Je pense qu’il faut certainement être attentifs à la réalité qui nous entoure, être capables de scruter “les signes des temps”, mais en même temps nous devons également être attentifs à ne pas nous faire engloutir trop facilement par des examens exténuants et des interprétations idéologisées de la réalité, qui peuvent finir par nous paralyser ou nous démoraliser. Une réponse à de nombreuses interrogations vient de la lettre que le Saint-Père Benoît XVI a adressé le 27 mai 2007, aux évêques, aux prêtres, aux personnes consacrées et aux fidèles laïcs de l’Eglise catholique de la République Populaire Chinoise, qui est valable pour toutes les nations et tous les continents. Le Saint-Père affirme “Aujourd’hui, comme hier, annoncer l’Evangélise signifie annoncer et témoigner de Jésus-Christ crucifié et ressuscité, Homme nouveau, vainqueur du péché et de la mort. Il permet aux êtres humains d’entrer dans une nouvelle dimension, où la miséricorde et l’amour adressé également à l’ennemi témoignent de la victoire de la Croix sur toute faiblesse et misère humaine. Dans votre pays également, l’annonce du Christ crucifié et ressuscité sera possible dans la mesure où elle est fidélité à l’Evangile, à la mission avec le Successeur de l’Apôtre Pierre et à l’Eglise universelle, vous saurez réaliser les signes de l’amour et de l’unité” (n.3).

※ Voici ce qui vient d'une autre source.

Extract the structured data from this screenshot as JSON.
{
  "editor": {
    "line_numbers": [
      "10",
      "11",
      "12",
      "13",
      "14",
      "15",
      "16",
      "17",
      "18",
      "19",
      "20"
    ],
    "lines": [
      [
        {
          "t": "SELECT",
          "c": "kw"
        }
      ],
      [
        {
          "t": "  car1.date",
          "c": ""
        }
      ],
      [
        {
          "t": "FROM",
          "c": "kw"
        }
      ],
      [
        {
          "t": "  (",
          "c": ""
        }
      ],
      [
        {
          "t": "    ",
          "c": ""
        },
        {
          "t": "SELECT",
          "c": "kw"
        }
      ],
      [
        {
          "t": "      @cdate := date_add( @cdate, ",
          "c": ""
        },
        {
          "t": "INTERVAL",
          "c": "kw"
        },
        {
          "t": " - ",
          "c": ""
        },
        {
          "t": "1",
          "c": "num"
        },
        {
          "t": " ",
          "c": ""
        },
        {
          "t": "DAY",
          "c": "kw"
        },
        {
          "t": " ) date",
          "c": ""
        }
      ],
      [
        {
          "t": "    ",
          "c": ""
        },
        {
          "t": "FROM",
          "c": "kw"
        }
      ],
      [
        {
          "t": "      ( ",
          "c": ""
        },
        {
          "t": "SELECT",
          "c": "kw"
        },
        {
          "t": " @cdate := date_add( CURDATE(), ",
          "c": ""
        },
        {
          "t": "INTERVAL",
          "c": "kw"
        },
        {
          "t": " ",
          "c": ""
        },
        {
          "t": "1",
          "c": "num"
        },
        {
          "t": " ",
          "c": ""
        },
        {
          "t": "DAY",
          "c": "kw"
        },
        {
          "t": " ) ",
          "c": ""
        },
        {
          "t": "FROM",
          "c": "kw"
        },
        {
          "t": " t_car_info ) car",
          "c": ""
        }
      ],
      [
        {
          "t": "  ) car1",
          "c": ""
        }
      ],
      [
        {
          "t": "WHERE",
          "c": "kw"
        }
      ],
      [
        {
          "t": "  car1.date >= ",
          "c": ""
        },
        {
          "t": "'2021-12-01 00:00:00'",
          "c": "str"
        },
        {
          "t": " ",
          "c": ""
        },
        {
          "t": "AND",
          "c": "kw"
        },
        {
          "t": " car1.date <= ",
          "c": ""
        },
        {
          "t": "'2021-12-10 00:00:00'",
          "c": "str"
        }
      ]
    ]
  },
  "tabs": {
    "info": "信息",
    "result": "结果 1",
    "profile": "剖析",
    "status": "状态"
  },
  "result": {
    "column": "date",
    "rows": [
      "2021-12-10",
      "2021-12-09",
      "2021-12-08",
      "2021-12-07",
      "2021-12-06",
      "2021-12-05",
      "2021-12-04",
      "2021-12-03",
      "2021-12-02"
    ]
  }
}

Je considère ensuite important de rappeler deux autres concepts qui peuvent constituer les lignes directrices sur la façon dont les OPM peuvent travailler à l’avenir. Je reprends le premier concept de la “Note doctrinale sur certains aspects de l’Evangélisation”, publiée le 3 décembre 2007, où est répété que le terme évangélisation au sens large prend la mission entière de l’Eglise : toute sa vie consiste effectivement à réaliser la “traditio Evangelii”, l’annonce et la transmission de l’Evangile, qui en dernière essence s’identifie à Jésus-Christ. L’évangélisation signifie non seulement enseigner une doctrine mais au contraire annoncer le Seigneur Jésus avec des paroles et des actions, c’est-à-dire se faire témoins de sa présence et de son action dans le monde.
Le second thème est la nécessité de se faire porteurs, missionnaires de l’Espérance dans un monde qui semble de plus en plus désespéré et presque enveloppé par la culture de la mort. La dernière Encyclique du Saint-Père Benoît XVI, “Spe Salvi”, a une valeur évangélique claire. La bonne nouvelle de l’espérance devient effectivement le signe distinctif des chrétiens par rapport aux autres qui n’ont pas ce don : “Ce qui a été déterminant pour la conscience des premiers chrétiens, à savoir le fait d’avoir reçu comme don une espérance crédible, se manifeste aussi là où est mise en regard l’existence chrétienne avec la vie avant la foi, ou avec la situation des membres des autres religions. Paul rappelle aux Ephésiens que, avant leur rencontre avec le Christ, ils furent ‘sans espérance et sans Dieu dans le monde’ [Ep 2,12]” (Spe Salvi n°2). C’est nous missionnaires que revient le devoir de traduire, selon le contexte dans lequel nous opérons, la richesse du contenu de cette Encyclique.

Les aspects médicaux et sanitaires à notre époque représentent une importance de plus en plus grande, et pas seulement dans les pays en voie de développement. Vous êtes médecin et avez été longtemps missionnaire en Afrique. A partir de votre expérience, qu’est-ce qui lie ces deux réalités que sont la médecine et la mission ?
Les aspects sanitaires dans la mission sont très importants et toujours présents, parce qu’ils proviennent de la simple constatation que l’homme est une personne composée d’éléments spirituels et matériels, corporels et biologiques. De même que le Seigneur Jésus passant dans les villages guérissait l’âme et le corps des hommes, de même l’Eglise qui continue sa mission, doit faire de même. On ne peut pas ignorer un aspect au détriment de l’autre.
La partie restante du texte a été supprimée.